エリーエルは父親の判断を信頼しており、娘を溺愛する彼が、身分だけは高い年上の馬鹿貴族に自分を嫁がせるような事をする筈が無い、と確信していた。
それ故に、候補として絞り込まれるのは間違いなく、彼らだと思えるのだった。
(でも、おそらくわたくしの婚約者と成るのは、アレイファス皇子殿下でしょうけれど……)
婚約者の候補者は、複数上げられる。
けれども、エリーエルが本命だと目算しているのは、この国の皇子アレイファスであった。
(それが、皇帝陛下のご意向の筈ですもの。お父様だって、それを知らない筈がありませんわ)
皇帝ミルファウスは、孫の伴侶に彼女を望んでいる。
その事を、エリーエルは知っていた。
そしてアレイファス自身も、少々ぎこちない様子ではあったが、他の二人同様に、彼女に恋心を告げて来ていた。
彼女にとって彼らは、身近な知り合いの少年達であり、仲の良い友人以上の感情を持つ事の無い相手である。

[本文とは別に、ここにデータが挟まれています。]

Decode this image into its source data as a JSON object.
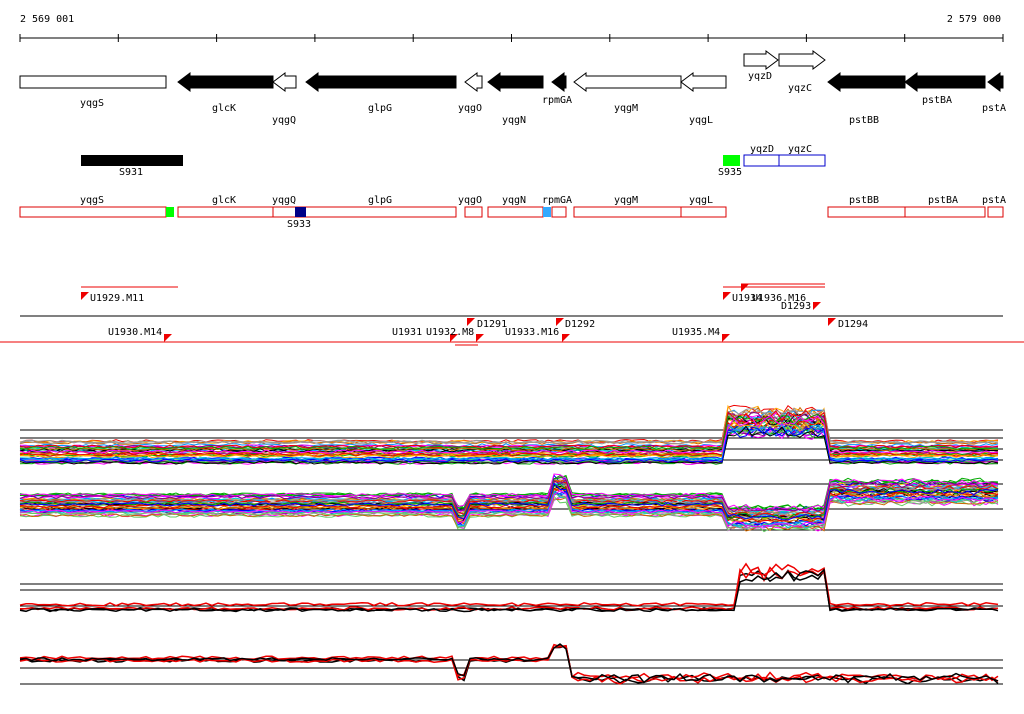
{
  "ruler": {
    "start": "2 569 001",
    "end": "2 579 000"
  },
  "genes": [
    "yqgS",
    "glcK",
    "yqgQ",
    "glpG",
    "yqgO",
    "yqgN",
    "rpmGA",
    "yqgM",
    "yqgL",
    "yqzD",
    "yqzC",
    "pstBB",
    "pstBA",
    "pstA"
  ],
  "segments": {
    "labels": [
      "S931",
      "S935"
    ],
    "genes": [
      "yqzD",
      "yqzC"
    ]
  },
  "annotation": {
    "genes": [
      "yqgS",
      "glcK",
      "yqgQ",
      "glpG",
      "yqgO",
      "yqgN",
      "rpmGA",
      "yqgM",
      "yqgL",
      "pstBB",
      "pstBA",
      "pstA"
    ],
    "label": "S933"
  },
  "transcripts": [
    "U1929.M11",
    "U1930.M14",
    "U1931",
    "U1932.M8",
    "D1291",
    "U1933.M16",
    "D1292",
    "U1935.M4",
    "U1934",
    "U1936.M16",
    "D1293",
    "D1294"
  ]
}
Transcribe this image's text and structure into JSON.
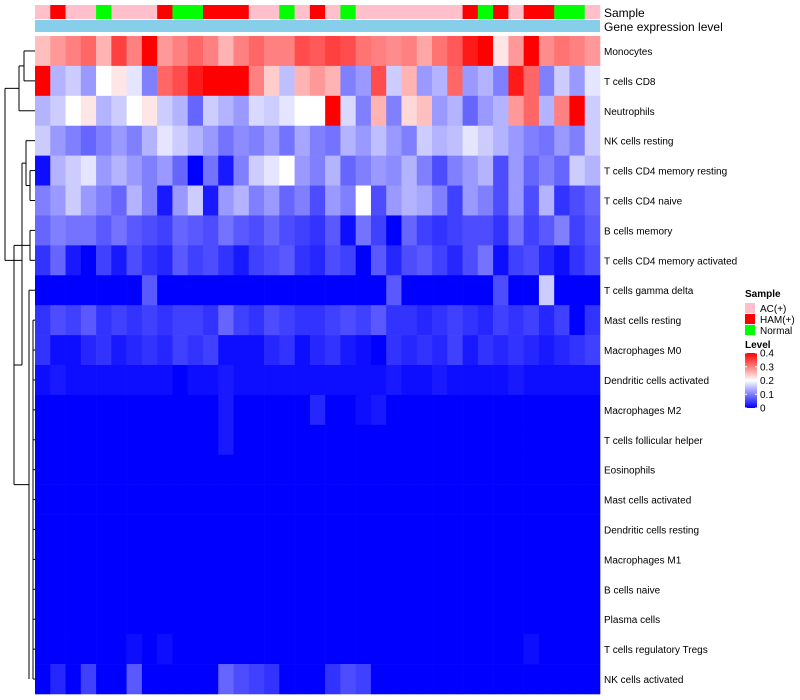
{
  "chart_data": {
    "type": "heatmap",
    "title": "",
    "annotation_labels": {
      "sample": "Sample",
      "gene": "Gene expression level"
    },
    "rows": [
      "Monocytes",
      "T cells CD8",
      "Neutrophils",
      "NK cells resting",
      "T cells CD4 memory resting",
      "T cells CD4 naive",
      "B cells memory",
      "T cells CD4 memory activated",
      "T cells gamma delta",
      "Mast cells resting",
      "Macrophages M0",
      "Dendritic cells activated",
      "Macrophages M2",
      "T cells follicular helper",
      "Eosinophils",
      "Mast cells activated",
      "Dendritic cells resting",
      "Macrophages M1",
      "B cells naive",
      "Plasma cells",
      "T cells regulatory  Tregs",
      "NK cells activated"
    ],
    "sample_groups": [
      "AC",
      "HAM",
      "AC",
      "AC",
      "Normal",
      "AC",
      "AC",
      "AC",
      "HAM",
      "Normal",
      "Normal",
      "HAM",
      "HAM",
      "HAM",
      "AC",
      "AC",
      "Normal",
      "AC",
      "HAM",
      "AC",
      "Normal",
      "AC",
      "AC",
      "AC",
      "AC",
      "AC",
      "AC",
      "AC",
      "HAM",
      "Normal",
      "HAM",
      "AC",
      "HAM",
      "HAM",
      "Normal",
      "Normal",
      "AC"
    ],
    "values": [
      [
        0.25,
        0.28,
        0.3,
        0.32,
        0.26,
        0.35,
        0.3,
        0.4,
        0.28,
        0.3,
        0.32,
        0.3,
        0.26,
        0.3,
        0.32,
        0.3,
        0.3,
        0.34,
        0.33,
        0.35,
        0.34,
        0.31,
        0.3,
        0.29,
        0.3,
        0.27,
        0.31,
        0.33,
        0.38,
        0.4,
        0.22,
        0.28,
        0.4,
        0.29,
        0.31,
        0.3,
        0.28
      ],
      [
        0.4,
        0.14,
        0.16,
        0.12,
        0.2,
        0.22,
        0.18,
        0.1,
        0.32,
        0.34,
        0.38,
        0.4,
        0.4,
        0.4,
        0.3,
        0.24,
        0.15,
        0.26,
        0.28,
        0.26,
        0.1,
        0.12,
        0.34,
        0.16,
        0.26,
        0.12,
        0.14,
        0.32,
        0.12,
        0.14,
        0.1,
        0.38,
        0.32,
        0.1,
        0.16,
        0.12,
        0.18
      ],
      [
        0.14,
        0.16,
        0.2,
        0.22,
        0.14,
        0.16,
        0.2,
        0.22,
        0.16,
        0.14,
        0.08,
        0.16,
        0.14,
        0.12,
        0.17,
        0.16,
        0.18,
        0.2,
        0.2,
        0.4,
        0.17,
        0.1,
        0.26,
        0.1,
        0.23,
        0.25,
        0.12,
        0.14,
        0.08,
        0.12,
        0.14,
        0.28,
        0.32,
        0.14,
        0.3,
        0.4,
        0.16
      ],
      [
        0.16,
        0.12,
        0.1,
        0.08,
        0.1,
        0.12,
        0.1,
        0.14,
        0.18,
        0.16,
        0.14,
        0.12,
        0.09,
        0.11,
        0.1,
        0.12,
        0.09,
        0.13,
        0.1,
        0.09,
        0.14,
        0.12,
        0.15,
        0.12,
        0.1,
        0.16,
        0.14,
        0.15,
        0.18,
        0.16,
        0.14,
        0.12,
        0.1,
        0.09,
        0.12,
        0.1,
        0.16
      ],
      [
        0.01,
        0.14,
        0.16,
        0.18,
        0.12,
        0.14,
        0.12,
        0.1,
        0.12,
        0.08,
        0.0,
        0.09,
        0.02,
        0.1,
        0.16,
        0.18,
        0.2,
        0.12,
        0.1,
        0.14,
        0.08,
        0.1,
        0.12,
        0.11,
        0.14,
        0.1,
        0.06,
        0.1,
        0.12,
        0.14,
        0.06,
        0.12,
        0.08,
        0.1,
        0.08,
        0.16,
        0.14
      ],
      [
        0.1,
        0.12,
        0.16,
        0.12,
        0.1,
        0.08,
        0.14,
        0.1,
        0.02,
        0.12,
        0.16,
        0.02,
        0.12,
        0.14,
        0.1,
        0.12,
        0.08,
        0.1,
        0.06,
        0.12,
        0.1,
        0.2,
        0.06,
        0.12,
        0.14,
        0.13,
        0.1,
        0.05,
        0.12,
        0.1,
        0.06,
        0.12,
        0.06,
        0.14,
        0.04,
        0.06,
        0.08
      ],
      [
        0.08,
        0.1,
        0.09,
        0.09,
        0.07,
        0.09,
        0.07,
        0.06,
        0.05,
        0.08,
        0.07,
        0.06,
        0.09,
        0.07,
        0.06,
        0.08,
        0.06,
        0.05,
        0.04,
        0.07,
        0.01,
        0.09,
        0.05,
        0.0,
        0.08,
        0.05,
        0.04,
        0.05,
        0.06,
        0.06,
        0.04,
        0.09,
        0.05,
        0.07,
        0.1,
        0.05,
        0.07
      ],
      [
        0.04,
        0.08,
        0.02,
        0.0,
        0.05,
        0.02,
        0.06,
        0.04,
        0.03,
        0.07,
        0.05,
        0.06,
        0.04,
        0.02,
        0.05,
        0.06,
        0.07,
        0.04,
        0.03,
        0.06,
        0.05,
        0.0,
        0.07,
        0.03,
        0.06,
        0.07,
        0.05,
        0.03,
        0.06,
        0.09,
        0.01,
        0.05,
        0.06,
        0.03,
        0.01,
        0.04,
        0.06
      ],
      [
        0.0,
        0.0,
        0.0,
        0.0,
        0.0,
        0.0,
        0.0,
        0.07,
        0.0,
        0.0,
        0.0,
        0.0,
        0.0,
        0.0,
        0.0,
        0.0,
        0.0,
        0.0,
        0.0,
        0.0,
        0.0,
        0.0,
        0.0,
        0.07,
        0.0,
        0.0,
        0.0,
        0.0,
        0.0,
        0.0,
        0.06,
        0.0,
        0.0,
        0.16,
        0.0,
        0.0,
        0.0
      ],
      [
        0.04,
        0.06,
        0.05,
        0.07,
        0.04,
        0.05,
        0.04,
        0.05,
        0.04,
        0.05,
        0.05,
        0.04,
        0.08,
        0.05,
        0.04,
        0.06,
        0.05,
        0.04,
        0.04,
        0.05,
        0.06,
        0.05,
        0.07,
        0.04,
        0.04,
        0.03,
        0.04,
        0.05,
        0.04,
        0.03,
        0.05,
        0.04,
        0.05,
        0.03,
        0.05,
        0.0,
        0.04
      ],
      [
        0.04,
        0.01,
        0.01,
        0.03,
        0.04,
        0.02,
        0.03,
        0.04,
        0.03,
        0.05,
        0.04,
        0.05,
        0.01,
        0.01,
        0.01,
        0.03,
        0.04,
        0.01,
        0.03,
        0.04,
        0.02,
        0.01,
        0.0,
        0.04,
        0.03,
        0.04,
        0.03,
        0.05,
        0.02,
        0.04,
        0.03,
        0.04,
        0.03,
        0.02,
        0.03,
        0.04,
        0.05
      ],
      [
        0.01,
        0.02,
        0.01,
        0.01,
        0.01,
        0.01,
        0.01,
        0.01,
        0.01,
        0.0,
        0.01,
        0.01,
        0.02,
        0.01,
        0.01,
        0.01,
        0.01,
        0.01,
        0.01,
        0.01,
        0.01,
        0.01,
        0.01,
        0.02,
        0.01,
        0.01,
        0.02,
        0.01,
        0.01,
        0.01,
        0.01,
        0.02,
        0.01,
        0.01,
        0.01,
        0.01,
        0.01
      ],
      [
        0.0,
        0.0,
        0.0,
        0.0,
        0.0,
        0.0,
        0.0,
        0.0,
        0.0,
        0.0,
        0.0,
        0.0,
        0.02,
        0.0,
        0.0,
        0.0,
        0.0,
        0.0,
        0.03,
        0.0,
        0.0,
        0.01,
        0.02,
        0.0,
        0.0,
        0.0,
        0.0,
        0.0,
        0.0,
        0.0,
        0.0,
        0.0,
        0.0,
        0.0,
        0.0,
        0.0,
        0.0
      ],
      [
        0.0,
        0.0,
        0.0,
        0.0,
        0.0,
        0.0,
        0.0,
        0.0,
        0.0,
        0.0,
        0.0,
        0.0,
        0.02,
        0.0,
        0.0,
        0.0,
        0.0,
        0.0,
        0.0,
        0.0,
        0.0,
        0.0,
        0.0,
        0.0,
        0.0,
        0.0,
        0.0,
        0.0,
        0.0,
        0.0,
        0.0,
        0.0,
        0.0,
        0.0,
        0.0,
        0.0,
        0.0
      ],
      [
        0.0,
        0.0,
        0.0,
        0.0,
        0.0,
        0.0,
        0.0,
        0.0,
        0.0,
        0.0,
        0.0,
        0.0,
        0.0,
        0.0,
        0.0,
        0.0,
        0.0,
        0.0,
        0.0,
        0.0,
        0.0,
        0.0,
        0.0,
        0.0,
        0.0,
        0.0,
        0.0,
        0.0,
        0.0,
        0.0,
        0.0,
        0.0,
        0.0,
        0.0,
        0.0,
        0.0,
        0.0
      ],
      [
        0.0,
        0.0,
        0.0,
        0.0,
        0.0,
        0.0,
        0.0,
        0.0,
        0.0,
        0.0,
        0.0,
        0.0,
        0.0,
        0.0,
        0.0,
        0.0,
        0.0,
        0.0,
        0.0,
        0.0,
        0.0,
        0.0,
        0.0,
        0.0,
        0.0,
        0.0,
        0.0,
        0.0,
        0.0,
        0.0,
        0.0,
        0.0,
        0.0,
        0.0,
        0.0,
        0.0,
        0.0
      ],
      [
        0.0,
        0.0,
        0.0,
        0.0,
        0.0,
        0.0,
        0.0,
        0.0,
        0.0,
        0.0,
        0.0,
        0.0,
        0.0,
        0.0,
        0.0,
        0.0,
        0.0,
        0.0,
        0.0,
        0.0,
        0.0,
        0.0,
        0.0,
        0.0,
        0.0,
        0.0,
        0.0,
        0.0,
        0.0,
        0.0,
        0.0,
        0.0,
        0.0,
        0.0,
        0.0,
        0.0,
        0.0
      ],
      [
        0.0,
        0.0,
        0.0,
        0.0,
        0.0,
        0.0,
        0.0,
        0.0,
        0.0,
        0.0,
        0.0,
        0.0,
        0.0,
        0.0,
        0.0,
        0.0,
        0.0,
        0.0,
        0.0,
        0.0,
        0.0,
        0.0,
        0.0,
        0.0,
        0.0,
        0.0,
        0.0,
        0.0,
        0.0,
        0.0,
        0.0,
        0.0,
        0.0,
        0.0,
        0.0,
        0.0,
        0.0
      ],
      [
        0.0,
        0.0,
        0.0,
        0.0,
        0.0,
        0.0,
        0.0,
        0.0,
        0.0,
        0.0,
        0.0,
        0.0,
        0.0,
        0.0,
        0.0,
        0.0,
        0.0,
        0.0,
        0.0,
        0.0,
        0.0,
        0.0,
        0.0,
        0.0,
        0.0,
        0.0,
        0.0,
        0.0,
        0.0,
        0.0,
        0.0,
        0.0,
        0.0,
        0.0,
        0.0,
        0.0,
        0.0
      ],
      [
        0.0,
        0.0,
        0.0,
        0.0,
        0.0,
        0.0,
        0.0,
        0.0,
        0.0,
        0.0,
        0.0,
        0.0,
        0.0,
        0.0,
        0.0,
        0.0,
        0.0,
        0.0,
        0.0,
        0.0,
        0.0,
        0.0,
        0.0,
        0.0,
        0.0,
        0.0,
        0.0,
        0.0,
        0.0,
        0.0,
        0.0,
        0.0,
        0.0,
        0.0,
        0.0,
        0.0,
        0.0
      ],
      [
        0.0,
        0.0,
        0.0,
        0.0,
        0.0,
        0.0,
        0.01,
        0.0,
        0.01,
        0.0,
        0.0,
        0.0,
        0.0,
        0.0,
        0.0,
        0.0,
        0.0,
        0.0,
        0.0,
        0.0,
        0.0,
        0.0,
        0.0,
        0.0,
        0.0,
        0.0,
        0.0,
        0.0,
        0.0,
        0.0,
        0.0,
        0.0,
        0.01,
        0.0,
        0.0,
        0.0,
        0.0
      ],
      [
        0.0,
        0.03,
        0.0,
        0.05,
        0.0,
        0.0,
        0.07,
        0.0,
        0.0,
        0.0,
        0.0,
        0.0,
        0.08,
        0.06,
        0.05,
        0.04,
        0.0,
        0.0,
        0.0,
        0.04,
        0.06,
        0.05,
        0.0,
        0.0,
        0.0,
        0.0,
        0.0,
        0.0,
        0.0,
        0.0,
        0.0,
        0.0,
        0.0,
        0.0,
        0.0,
        0.0,
        0.0
      ]
    ],
    "color_scale": {
      "min": 0,
      "max": 0.4,
      "low": "#0000ff",
      "mid": "#ffffff",
      "high": "#ff0000"
    },
    "legend": {
      "position": "right",
      "sample_title": "Sample",
      "sample_entries": [
        {
          "label": "AC(+)",
          "color": "#ffc0cb"
        },
        {
          "label": "HAM(+)",
          "color": "#ff0000"
        },
        {
          "label": "Normal",
          "color": "#00ff00"
        }
      ],
      "level_title": "Level",
      "level_ticks": [
        "0.4",
        "0.3",
        "0.2",
        "0.1",
        "0"
      ],
      "level_tick_values": [
        0.4,
        0.3,
        0.2,
        0.1,
        0
      ]
    },
    "group_colors": {
      "AC": "#ffc0cb",
      "HAM": "#ff0000",
      "Normal": "#00ff00"
    },
    "gene_bar_color": "#87ceeb",
    "dendrogram_color": "#000000"
  }
}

しかし一族にとっては、最優良の婚約相手である事は確かだった。
(まあ、アレイファス様なら、わたくしも別に不満はありませんわ。これまでと同じように、上手く付き合って行ける筈ですもの)
ふうっと一息吐き、エリーエルは手にしていたティーカップを、サイドテーブルに置いた。
後は、この誕生会の終わりに、クレイム伯爵からの発表を待つだけ。
それが発表された瞬間から、彼女の運命は劇的に動き出すであろう。
もう好き勝手は許されず、貴族令嬢としての教育に加えて、今までよりもさらに厳しい未来の皇妃と成る教育も始まる筈だ。
(望むところですわ。わたくしの高貴なる価値を、世界に知らしめるのです!)
そう心中で決意すると、無意識の内に彼女の形の良い唇の端が吊り上がる。
クレイム伯爵がセディル達に言った通り、彼女の傲慢さの源は、自己犠牲も厭わない程の使命感と責任感の強さ故。
そして思い込んだら一直線という、その性格によって、エリーエルは臆す事無くその階段を駆け上がろうとしているのだった。
その時、ふと彼女の視線が脇に逸れた。
その目に映ったのは、二人の冒険者。セディルとライガだ。幼き日に、ちょっとした冒険を共にした平民達である。
(お前達との付き合いも、これで終わりになりますのね……)
そう思うと、ほんの少しだけだが寂しい気持ちが湧き上がる事に、エリーエルは驚いた。
自由と冒険。
そんな非現実的な言葉に、少女の心はほんの少しだけ揺れ動くのであった。